Saturday, January 2, 2010

Nine Ladies Dancing

I hurt. My shoulders are killing me and I'm in desperate need of an adjustment. So that makes today an aspirin day. This is the result of too many days sitting in a broken down couch typing. Add in that this afternoon I decided to reward myself by starting up one of the games Bette got me for Xmas, Force Unleashed.

Yeah, yeah, you all got done playing this like five years ago. So, now my whole upper body hurts. I kept trying to beat that damn first rogue jedi. Note to game developers, rotating camera angles are not your friend. Really, quit screwing around with them. If I lock the camera on an opponent, the camera should make a third point in a direct line between my opponent, me, and the camera, and it should always remain fixed looking at my opponent. No, I don't care about "cinematic" crap. I'm trying to win a game here. If I can't see WTF I'm doing, I can't do that.

It looks like this year we're going to have a discussion on e-books and pirating. Several people have posted their pontifications on it, and most of them miss the mark, IMHO. Again, they're making the same mistakes as the RIAA and MPAA did in thinking it was all about them. Clue to everybody, if music had been as effected by piracy as much as the RIAA would like you to believe, considering they under-estimated the amount of piracy by at least a hundred percent, they wouldn't be making any money at all. Piracy is a much bigger problem that what they ever expected, and it's mostly inconsequential. And unfortunately the book publishing industry is probably going to go down the same rabbit hole (although some seem to have a clue, paranoid authors and their agents will force some issues). Because, unless you think it's a bad idea that people share books, go to libraries, used bookstores, and all the other secondary markets, book piracy isn't as big a deal as people think it is. Is it an issue? Yes, it is a real issue that needs to be addressed. However, it isn't an apocalyptic issue people are making it out to be. The software industry has been dealing with this issue since the 80s, and they've been losing. They're still making money, and still producing new software.

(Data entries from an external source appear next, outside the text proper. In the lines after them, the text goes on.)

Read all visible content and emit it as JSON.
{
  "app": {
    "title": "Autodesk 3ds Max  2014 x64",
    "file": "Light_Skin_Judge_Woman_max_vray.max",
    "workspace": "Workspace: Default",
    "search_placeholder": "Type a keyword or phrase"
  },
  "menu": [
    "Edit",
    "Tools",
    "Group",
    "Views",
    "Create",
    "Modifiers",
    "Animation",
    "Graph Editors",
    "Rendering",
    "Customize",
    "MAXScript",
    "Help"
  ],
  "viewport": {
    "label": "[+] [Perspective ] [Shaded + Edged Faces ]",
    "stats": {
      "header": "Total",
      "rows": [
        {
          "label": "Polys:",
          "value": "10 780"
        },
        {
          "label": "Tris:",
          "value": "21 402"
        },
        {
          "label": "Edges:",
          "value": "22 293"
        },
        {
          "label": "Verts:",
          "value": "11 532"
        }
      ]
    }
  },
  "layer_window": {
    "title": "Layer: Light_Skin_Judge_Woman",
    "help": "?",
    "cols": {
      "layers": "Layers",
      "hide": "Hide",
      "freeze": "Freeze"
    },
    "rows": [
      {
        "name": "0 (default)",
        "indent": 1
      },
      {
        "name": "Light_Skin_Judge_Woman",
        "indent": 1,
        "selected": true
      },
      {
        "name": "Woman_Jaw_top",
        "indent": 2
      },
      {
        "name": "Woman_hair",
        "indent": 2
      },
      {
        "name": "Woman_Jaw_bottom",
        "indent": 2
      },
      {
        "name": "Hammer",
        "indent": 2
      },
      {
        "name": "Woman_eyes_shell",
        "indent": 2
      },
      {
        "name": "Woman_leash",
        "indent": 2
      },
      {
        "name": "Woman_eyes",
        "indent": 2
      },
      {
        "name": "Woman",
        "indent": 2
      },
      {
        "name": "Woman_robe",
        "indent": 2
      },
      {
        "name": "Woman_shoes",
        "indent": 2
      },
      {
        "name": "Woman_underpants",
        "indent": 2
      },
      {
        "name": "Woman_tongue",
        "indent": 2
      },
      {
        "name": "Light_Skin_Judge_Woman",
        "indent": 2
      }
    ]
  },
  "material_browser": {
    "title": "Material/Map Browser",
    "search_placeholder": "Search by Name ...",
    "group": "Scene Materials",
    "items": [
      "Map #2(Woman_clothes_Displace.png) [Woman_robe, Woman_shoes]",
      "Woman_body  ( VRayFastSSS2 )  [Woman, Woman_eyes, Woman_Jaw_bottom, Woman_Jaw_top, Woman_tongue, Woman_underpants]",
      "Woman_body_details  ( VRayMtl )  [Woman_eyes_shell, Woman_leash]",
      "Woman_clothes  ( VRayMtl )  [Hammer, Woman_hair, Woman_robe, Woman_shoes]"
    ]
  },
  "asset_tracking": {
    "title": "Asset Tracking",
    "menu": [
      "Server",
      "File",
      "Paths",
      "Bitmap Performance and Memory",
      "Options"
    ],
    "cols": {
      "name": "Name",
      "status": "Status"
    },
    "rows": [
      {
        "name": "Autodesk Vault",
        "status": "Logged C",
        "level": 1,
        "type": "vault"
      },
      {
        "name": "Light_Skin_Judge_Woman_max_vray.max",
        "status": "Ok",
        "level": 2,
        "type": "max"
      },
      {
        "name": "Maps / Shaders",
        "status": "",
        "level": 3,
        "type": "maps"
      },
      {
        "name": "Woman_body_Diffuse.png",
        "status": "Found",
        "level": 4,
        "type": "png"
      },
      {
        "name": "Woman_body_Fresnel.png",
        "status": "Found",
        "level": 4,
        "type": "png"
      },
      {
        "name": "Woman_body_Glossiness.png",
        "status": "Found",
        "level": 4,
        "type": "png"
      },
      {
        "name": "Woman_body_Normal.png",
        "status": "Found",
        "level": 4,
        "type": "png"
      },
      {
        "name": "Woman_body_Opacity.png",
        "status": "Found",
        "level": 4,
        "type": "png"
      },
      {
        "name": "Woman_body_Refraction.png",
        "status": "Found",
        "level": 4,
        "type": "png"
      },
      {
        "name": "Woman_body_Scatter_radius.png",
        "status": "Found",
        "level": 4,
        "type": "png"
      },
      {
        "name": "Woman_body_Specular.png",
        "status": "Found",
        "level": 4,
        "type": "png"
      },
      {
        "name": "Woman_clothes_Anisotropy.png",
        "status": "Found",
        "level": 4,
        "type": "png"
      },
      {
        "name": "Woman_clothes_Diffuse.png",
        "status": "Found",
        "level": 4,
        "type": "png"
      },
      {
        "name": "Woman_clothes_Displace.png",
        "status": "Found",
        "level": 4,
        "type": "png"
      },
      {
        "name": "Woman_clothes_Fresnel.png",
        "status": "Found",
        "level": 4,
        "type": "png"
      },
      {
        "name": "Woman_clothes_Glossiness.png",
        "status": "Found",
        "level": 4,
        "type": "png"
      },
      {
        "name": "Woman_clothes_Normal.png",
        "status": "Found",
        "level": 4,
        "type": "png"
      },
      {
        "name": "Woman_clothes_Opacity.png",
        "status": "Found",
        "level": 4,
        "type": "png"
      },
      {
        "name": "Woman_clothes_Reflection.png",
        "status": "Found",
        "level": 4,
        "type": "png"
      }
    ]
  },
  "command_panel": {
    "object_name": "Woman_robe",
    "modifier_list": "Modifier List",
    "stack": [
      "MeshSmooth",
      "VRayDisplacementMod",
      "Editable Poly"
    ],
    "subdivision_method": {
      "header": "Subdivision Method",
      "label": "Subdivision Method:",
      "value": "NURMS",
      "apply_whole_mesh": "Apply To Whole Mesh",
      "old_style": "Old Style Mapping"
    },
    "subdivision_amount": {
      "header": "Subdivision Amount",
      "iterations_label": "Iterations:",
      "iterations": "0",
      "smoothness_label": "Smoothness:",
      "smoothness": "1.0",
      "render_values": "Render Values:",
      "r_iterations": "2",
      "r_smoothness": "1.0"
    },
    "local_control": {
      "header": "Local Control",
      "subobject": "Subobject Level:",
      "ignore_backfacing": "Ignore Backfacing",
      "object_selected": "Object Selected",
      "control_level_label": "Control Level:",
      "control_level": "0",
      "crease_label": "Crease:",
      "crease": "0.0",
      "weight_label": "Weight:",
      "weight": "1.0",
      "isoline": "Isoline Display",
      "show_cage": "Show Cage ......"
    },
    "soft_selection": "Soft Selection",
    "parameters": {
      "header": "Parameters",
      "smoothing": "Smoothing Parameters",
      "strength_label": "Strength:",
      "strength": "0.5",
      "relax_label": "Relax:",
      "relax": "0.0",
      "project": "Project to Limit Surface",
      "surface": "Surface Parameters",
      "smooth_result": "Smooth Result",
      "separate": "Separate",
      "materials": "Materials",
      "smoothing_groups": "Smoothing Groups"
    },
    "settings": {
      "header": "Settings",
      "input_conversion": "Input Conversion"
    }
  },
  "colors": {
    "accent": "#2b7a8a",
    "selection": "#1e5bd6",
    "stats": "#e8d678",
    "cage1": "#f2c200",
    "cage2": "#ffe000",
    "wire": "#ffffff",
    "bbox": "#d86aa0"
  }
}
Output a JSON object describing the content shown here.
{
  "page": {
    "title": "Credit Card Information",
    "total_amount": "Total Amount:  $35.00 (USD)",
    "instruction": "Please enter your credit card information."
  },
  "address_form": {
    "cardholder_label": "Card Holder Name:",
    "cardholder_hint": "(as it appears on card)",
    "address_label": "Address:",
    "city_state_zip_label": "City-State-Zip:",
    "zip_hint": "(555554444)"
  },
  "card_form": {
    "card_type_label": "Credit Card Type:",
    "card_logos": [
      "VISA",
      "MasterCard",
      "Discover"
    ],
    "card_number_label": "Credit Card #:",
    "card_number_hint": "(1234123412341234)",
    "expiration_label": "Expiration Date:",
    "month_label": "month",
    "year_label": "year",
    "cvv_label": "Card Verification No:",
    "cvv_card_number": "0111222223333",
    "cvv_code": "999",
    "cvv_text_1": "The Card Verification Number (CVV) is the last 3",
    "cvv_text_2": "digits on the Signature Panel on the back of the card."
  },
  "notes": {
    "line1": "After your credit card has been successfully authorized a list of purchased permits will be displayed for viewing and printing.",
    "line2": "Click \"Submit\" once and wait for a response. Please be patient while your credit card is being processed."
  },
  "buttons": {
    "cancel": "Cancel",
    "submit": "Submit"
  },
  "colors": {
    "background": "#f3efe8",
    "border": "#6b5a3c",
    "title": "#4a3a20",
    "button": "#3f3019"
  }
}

A much bigger issue in publishing, IMHO, that completely dwarves the piracy flap, is the distribution models and metrics (how collected, and definitely how used).

Enough playing hooky, time to get back to work. How's your new year going so far?

Oh, and I'm going to experiment taking the captcha off. We'll see how it goes. edit with the first Anon comment, it appears that the comment tracking function broke right after that. So, sorry folks. I don't want to leave the blog open to spamming overnight. We'll try again soon. If anyone wants to own up to the first Anon comment, I'll be glad to reconsider. I definitely don't want to remove the anonymous commenting, but I also don't want to become a link farm for spammers.

3 comments:

Anonymous said...

Your blog keeps getting better and better! Your older articles are not as good as newer ones you have a lot more creativity and originality now keep it up!

Anonymous said...

Oh, please, do not confuse me with facts. I just got my debate speech written on international copyright infringement and economic sanctions and if you mess me up... [smirk]

I love debating high school kids. They keep me on my toes.

Anonymous Cassie

Steve Buchheit said...

Hey, Cassie. Well, I certainly do believe piracy is an attack against copyright. And for countries that flagrantly violate copyright law and permit rampant piracy should face economic sanctions (looks sternly at China and Russia). However, there is something to be said for the black market and how it keeps the legit market greased and flowing.

Also, I think people mistake what a lot of piracy is about. The vast majority of piracy isn't about gaining something for free, it's about collecting and "proving oneself." Many pirate simply collect without actually making use of what they collect. In real life these people would be hoarders, filling up their homes with newspapers and junk. Only these pirates are filling up their hard drives with bits. Then there are the ones who approach it as a challenge. You make it hard for them, it only entices them.

As to the first Anon posting, you do know that sounds an awful lot like spam? Since there's no link, I'm going to let it stand for a bit. If anybody out there wants to claim the comment, please do so. As you can see from Cassie, I'm not opposed to people posting using the anonymous function, but I would like to have the post be on topic, and maybe a name to go with it (so I know you're not just spamming me).